From Heybridge Basin we pushed into the strong, cold wind coming from a westerly direction. It was a glorious morning to be out and the 22 of us took in the delights of the River Blackwater at low water. Numerous birds fed on the mudflats and keen birders amongst us notched up a count of many species. The sun shone and Maldon looked as picturesque as it does on postcards taken at prime time.
It was a little slippery underfoot after the recent rainfall but we all kept together reaching Heybridge by means of ‘the pretty route’, that is walking behind the industrial estate and emerging through a used car sales forecourt. When we reached the canal bridge four people left the group to do a shorter walk and returned via the canal path. The rest of us were later to do that but at this point extended our walk by passing through a housing estate on footpaths and joining the Blackwater Rail Trail for a short stretch (we plan to walk the whole 8 mile stretch in the future). Between this trail and the canal are fields and several lakes which also had plenty of birdlife on them.
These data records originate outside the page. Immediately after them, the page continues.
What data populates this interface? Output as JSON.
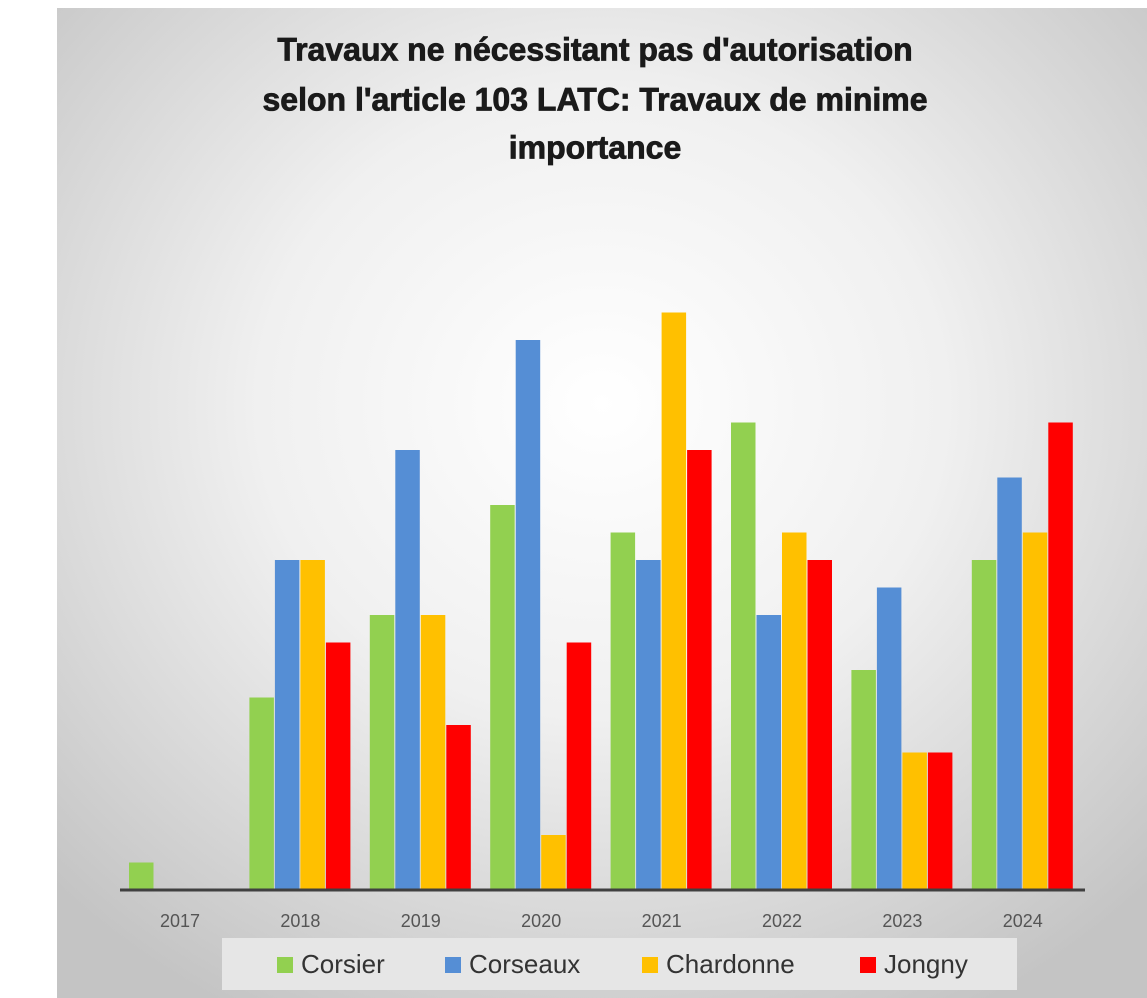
{
  "chart_data": {
    "type": "bar",
    "title": [
      "Travaux ne nécessitant pas d'autorisation",
      "selon l'article 103 LATC: Travaux de minime",
      "importance"
    ],
    "categories": [
      "2017",
      "2018",
      "2019",
      "2020",
      "2021",
      "2022",
      "2023",
      "2024"
    ],
    "series": [
      {
        "name": "Corsier",
        "color": "#92d050",
        "values": [
          1,
          7,
          10,
          14,
          13,
          17,
          8,
          12
        ]
      },
      {
        "name": "Corseaux",
        "color": "#558ed5",
        "values": [
          0,
          12,
          16,
          20,
          12,
          10,
          11,
          15
        ]
      },
      {
        "name": "Chardonne",
        "color": "#ffc000",
        "values": [
          0,
          12,
          10,
          2,
          21,
          13,
          5,
          13
        ]
      },
      {
        "name": "Jongny",
        "color": "#ff0000",
        "values": [
          0,
          9,
          6,
          9,
          16,
          12,
          5,
          17
        ]
      }
    ],
    "legend": "bottom"
  }
}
Pausing for a group photo beside the Oak Meadow play area we then joined the canal and walked briskly back to Heybridge Basin.
Lining the eastern section of the path old men sat at intervals, dipping their long fishing rods into the water. Beside them, ghastly red coloured maggots wriggled in tubs of bran (according to a programme I heard recently on the radio I was amazed to learn that we and maggots have similar sensory organs). The fish were not to be seen (or caught) and being a competition was a bit of a disappointment for those taking part. One man had caught one fish and seemed to be the winner so far; another had done the same but his fish wasn’t the right kind for this competition.
The Jolly Sailor sat us in the backroom and very quickly our pre-ordered food arrived and for the first time that day, silence fell.